Now that you have selected a network architecture, tested various regularization procedures and tuned hyperparameters via a validation methodology, it is time to evaluate your finalized model once and for all. Fit the model using all of the training and validation data using the architecture and hyperparameters that were most effective in your expirements above.
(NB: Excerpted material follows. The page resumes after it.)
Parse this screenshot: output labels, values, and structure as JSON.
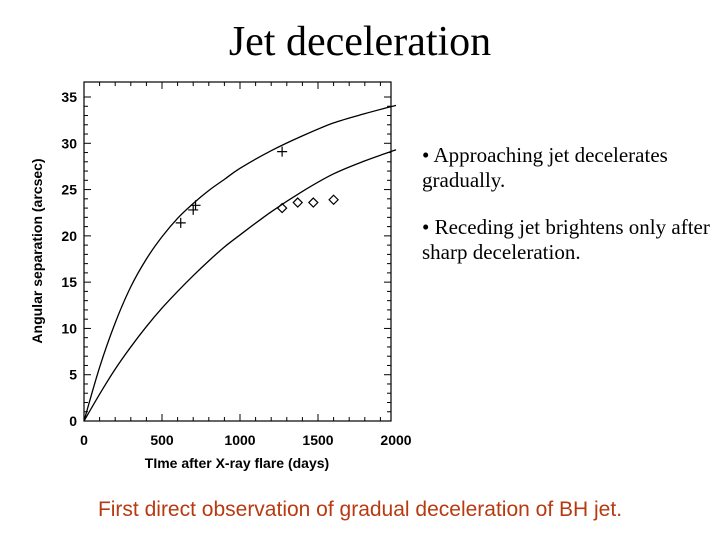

Afterwards, measure the overall performance on the hold-out test data which has been left untouched (and hasn't leaked any data into the modelling process)!

In [None]:
#Your code here; final model training on entire training set followed by evaluation on hold-out data

## Additional Resources

https://machinelearningmastery.com/dropout-regularization-deep-learning-models-keras/

https://machinelearningmastery.com/grid-search-hyperparameters-deep-learning-models-python-keras/

https://machinelearningmastery.com/regression-tutorial-keras-deep-learning-library-python/

https://stackoverflow.com/questions/37232782/nan-loss-when-training-regression-network
https://www.springboard.com/blog/free-public-data-sets-data-science-project/

## Summary

In this lab, we investigated some data from *The Lending Club* in a complete data science pipeline regarding neural networks. We began with reserving a hold-out set for testing which never was touched during the modeling phase. From there, we implemented a k-fold cross validation methodology in order to assess an initial baseline model and various regularization methods. From here, we'll begin to investigate other neural network architectures such as CNNs.